Ce n'est pas seulement une théorie. Une étude de Kirk Brown a révélé que les personnes qui se situaient sur une échelle de pleine conscience étaient plus conscientes de leurs processus inconscients. De plus, ces personnes avaient plus de contrôle cognitif, et une plus grande capacité à façonner ce qu'elles font et ce qu'elles disent, que les gens se situent plus bas sur l'échelle de la pleine conscience. Si vous êtes sur la jetée dans la brise et que vous êtes quelqu'un avec un bon niveau ou attention, vous êtes plus susceptible de remarquer que vous passez une belle journée à vous inquiéter du dîner de ce soir et de concentrer votre attention sur le soleil chaud . Lorsque vous faites ce changement dans votre attention, vous changez le fonctionnement de votre cerveau, et cela peut avoir un impact à long terme sur la façon dont votre cerveau fonctionne aussi.

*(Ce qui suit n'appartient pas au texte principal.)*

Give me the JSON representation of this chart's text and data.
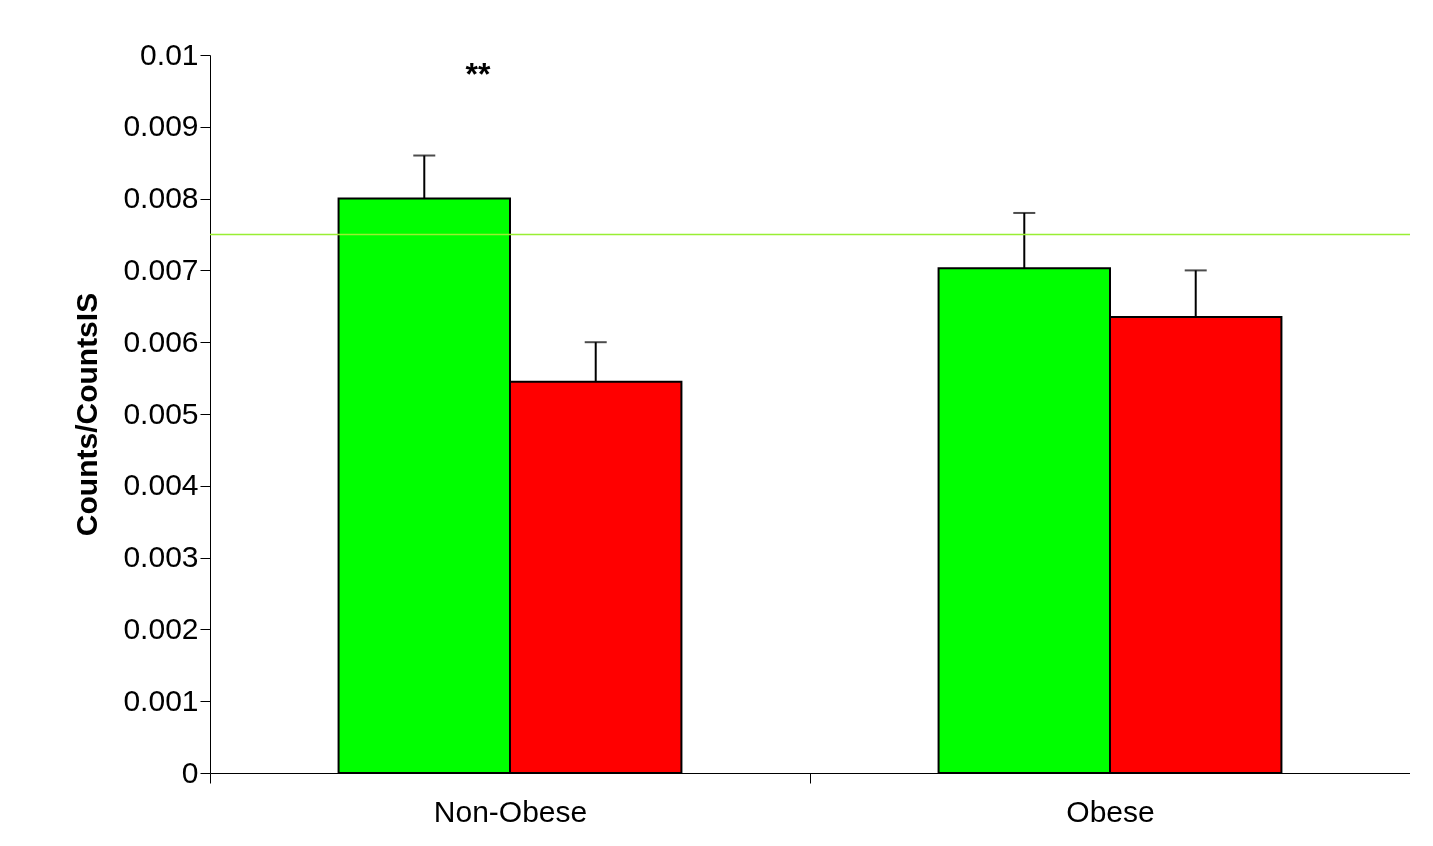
{
  "chart_data": {
    "type": "bar",
    "ylabel": "Counts/CountsIS",
    "categories": [
      "Non-Obese",
      "Obese"
    ],
    "series": [
      {
        "color": "#00ff00",
        "values": [
          0.008,
          0.00703
        ],
        "errors": [
          [
            0.008,
            0.0086
          ],
          [
            0.00703,
            0.0078
          ]
        ]
      },
      {
        "color": "#ff0000",
        "values": [
          0.00545,
          0.00635
        ],
        "errors": [
          [
            0.00545,
            0.006
          ],
          [
            0.00635,
            0.007
          ]
        ]
      }
    ],
    "ylim": [
      0,
      0.01
    ],
    "yticks": [
      0,
      0.001,
      0.002,
      0.003,
      0.004,
      0.005,
      0.006,
      0.007,
      0.008,
      0.009,
      0.01
    ],
    "ref_lines": [
      {
        "axis": "y",
        "value": 0.0075,
        "color": "#99ee33"
      }
    ],
    "annotations": [
      "**"
    ],
    "grid": false
  }
}
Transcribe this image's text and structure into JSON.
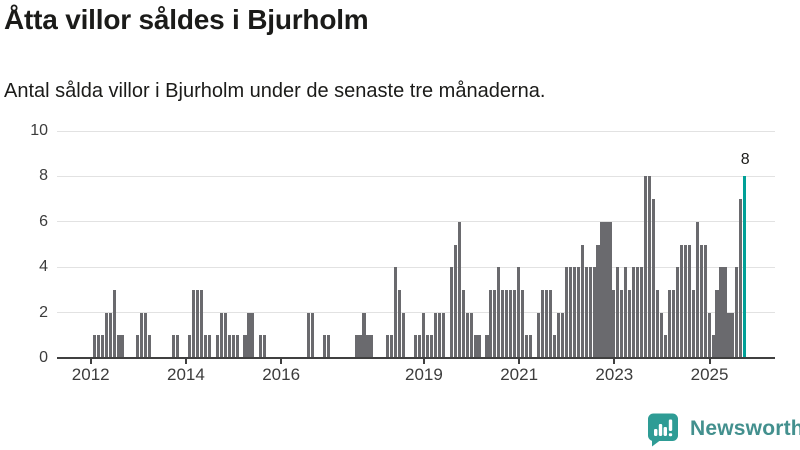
{
  "header": {
    "title": "Åtta villor såldes i Bjurholm",
    "subtitle": "Antal sålda villor i Bjurholm under de senaste tre månaderna."
  },
  "footer": {
    "brand": "Newsworthy"
  },
  "colors": {
    "bar": "#6a6a6e",
    "highlight": "#00a097",
    "grid": "#e2e2e2",
    "axis": "#404040",
    "text": "#1b1b19",
    "tick_label": "#3c3c3c",
    "brand_teal": "#2e9c95",
    "brand_text": "#43908e"
  },
  "chart_data": {
    "type": "bar",
    "title": "Åtta villor såldes i Bjurholm",
    "subtitle": "Antal sålda villor i Bjurholm under de senaste tre månaderna.",
    "x_interval": "monthly",
    "x_start_month": "2011-05",
    "values": [
      0,
      0,
      0,
      0,
      0,
      0,
      0,
      0,
      0,
      1,
      1,
      1,
      2,
      2,
      3,
      1,
      1,
      0,
      0,
      0,
      1,
      2,
      2,
      1,
      0,
      0,
      0,
      0,
      0,
      1,
      1,
      0,
      0,
      1,
      3,
      3,
      3,
      1,
      1,
      0,
      1,
      2,
      2,
      1,
      1,
      1,
      0,
      1,
      2,
      2,
      0,
      1,
      1,
      0,
      0,
      0,
      0,
      0,
      0,
      0,
      0,
      0,
      0,
      2,
      2,
      0,
      0,
      1,
      1,
      0,
      0,
      0,
      0,
      0,
      0,
      1,
      1,
      2,
      1,
      1,
      0,
      0,
      0,
      1,
      1,
      4,
      3,
      2,
      0,
      0,
      1,
      1,
      2,
      1,
      1,
      2,
      2,
      2,
      0,
      4,
      5,
      6,
      3,
      2,
      2,
      1,
      1,
      0,
      1,
      3,
      3,
      4,
      3,
      3,
      3,
      3,
      4,
      3,
      1,
      1,
      0,
      2,
      3,
      3,
      3,
      1,
      2,
      2,
      4,
      4,
      4,
      4,
      5,
      4,
      4,
      4,
      5,
      6,
      6,
      6,
      3,
      4,
      3,
      4,
      3,
      4,
      4,
      4,
      8,
      8,
      7,
      3,
      2,
      1,
      3,
      3,
      4,
      5,
      5,
      5,
      3,
      6,
      5,
      5,
      2,
      1,
      3,
      4,
      4,
      2,
      2,
      4,
      7,
      8
    ],
    "highlight_last_bar": true,
    "last_bar_label": "8",
    "x_tick_labels": [
      "2012",
      "2014",
      "2016",
      "2019",
      "2021",
      "2023",
      "2025"
    ],
    "x_tick_month_indices": [
      8,
      32,
      56,
      92,
      116,
      140,
      164
    ],
    "y_ticks": [
      0,
      2,
      4,
      6,
      8,
      10
    ],
    "ylim": [
      0,
      10
    ],
    "x_slots_total": 181,
    "grid": "horizontal",
    "legend": "none"
  }
}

Pourquoi nous devons continuer à nous rappeler de la pleine conscience
John Teasdale, récemment retraité, était l'un des principaux chercheurs en pleine conscience. Teasdale explique: «La pleine conscience est une habitude, c'est quelque chose que plus on fait, plus on est susceptible d'être dans ce mode avec de moins en moins d'effort … c'est une compétence qui peut être apprise. C'est accéder à quelque chose que nous avons déjà. La pleine conscience n'est pas difficile. Ce qui est difficile, c'est de se souvenir d'être attentif. »J'aime cette dernière déclaration. La pleine conscience n'est pas difficile: la partie la plus difficile est de le faire.

Pratiquez, mais vous n'avez pas besoin de vous asseoir et de respirer.
Il est donc important de pratiquer la pleine conscience, car il est plus probable que vous vous rappeliez de le faire.
La clé de la pratique de la pleine conscience est de pratiquer votre attention sur un sens direct et de le faire souvent. Cela aide à utiliser un flux de données riche. Vous pouvez plus facilement attirer votre attention sur la sensation de votre pied sur le sol que sur la sensation de votre petit orteil sur le sol: il y a plus de données à exploiter. Vous pouvez pratiquer la pleine conscience pendant que vous mangez, marchez, parlez, faites à peu près n'importe quoi, à l'exception de boire une bière au soleil, qui ne fonctionne que pendant un temps limité avant que votre attention ne quitte pour faire la fête (neuroscience). devra attendre un autre livre.)

Construire la pleine conscience ne signifie pas que vous devez rester assis et regarder votre respiration. Vous pouvez trouver un moyen qui convient à votre style de vie. Ma femme et moi avons construit un rituel de 10 secondes dans le repas du soir avec mes enfants, ce qui implique de s'arrêter et de remarquer trois petites respirations ensemble avant de manger. Le bonus supplémentaire est de rendre encore plus agréable le bon dîner.

Quelle que soit la pratique que vous développez, pratiquez-la. Plus vous serez attentif, plus vous prendrez de meilleures décisions et plus vous atteindrez vos propres objectifs, plutôt que les objectifs des autres pour vous.

Commercial Plug: si vous aimez les idées et le ton de ce post, consultez mon nouveau livre Your Brain at Work. Ce post est une version éditée de l'un des 14 chapitres expliquant les connaissances complexes en neuroscience dans le langage courant.